The problem is that it so seldom happens. We start with a grand idea, perhaps we decide to quite smoking, not one I'm personally going with just yet, or perhaps we decide we need to lose X number of pounds. All too often, our grand ideas of change amount to little as we find ourselves back on the roller coaster or back to the humdrum, however we see our daily life.
One of my favorite newish to me blogs is Line Cook, and I found him through a button that suddenly disappeared from my Google reader page, the discover button. I could click on discover and Google would give me a list of blogs that were somehow related to the feeds already in reader.
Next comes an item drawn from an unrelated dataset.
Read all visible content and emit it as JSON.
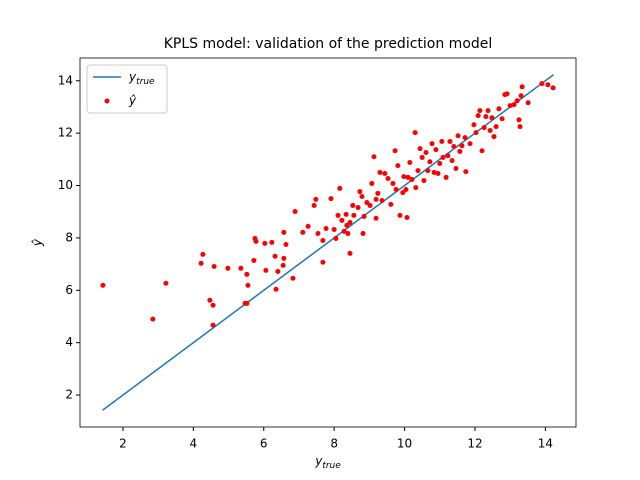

There are a few cooking related blogs in my reader, and from my first read at Line Cook I liked his writing, enjoyed reading about his view of this business we are both in. He works at a higher end place than I, but it's still the same business, and it's nice to know that our comrades deal with similar issues.
He's posted something of a new year's resolution post, but unlike so many straightforward resolutions, unlike those big life changing decisions that we never can get a handle on, his ideas are completely doable. It seems to me less a huge change in direction and more a slight change in outlook.
As he states, there is a fair amount of self doubt in the field of cooking that can lead us astray, cause us to forget what we're doing, cause us to lose confidence in our ability, and that lack of confidence can be as slight as to cause us to stumble or so great that it paralyzes us.
His resolution rings true for me not just in the kitchen but in my daily life. For all the change I've forced and faced the last year, there has been a constant thorn in my side, something I've carried with me for years, and his attitude is one I need to adopt. I need to:
stop listening to the static and bullshit and let ourselves feel confident . . . let's take risks . . . ignore the voices in your head. Let yourself feel confident . . . Let yourself move forward in 2009--no excuses and no holding (yourself) back.
I'll add for myself, stop making excuses for why X didn't work or why I let Y depress me and stop me in my tracks. I won't pretend that I'm going to go out and be different tomorrow. I'm not saying that I'll actually do better every single day. I just want to keep this attitude in mind, to start acting in such a way that makes confidence and moving foward such a habit that I'm eventually doing so because I am confident and because I do move forward. I've got a lot to learn and a lot of steps to take just to begin this journey, but I have to start.
1 comment:
This is not a comment about resolutions (if I were to commemt about resolutions, my comment would be that they are generally not worth the time used to develop them). I took a minute and looked at the Line Cook blog. I really do admire anyone who puts themselves in a kitchen environment. I don't know that I could do it--handling the pressure, time constraints, etc. I think I understand the rush of doing something like that successfully, but I don't think I could manage. I will just stick with my easy going, low stress job and leave the restaurants to others.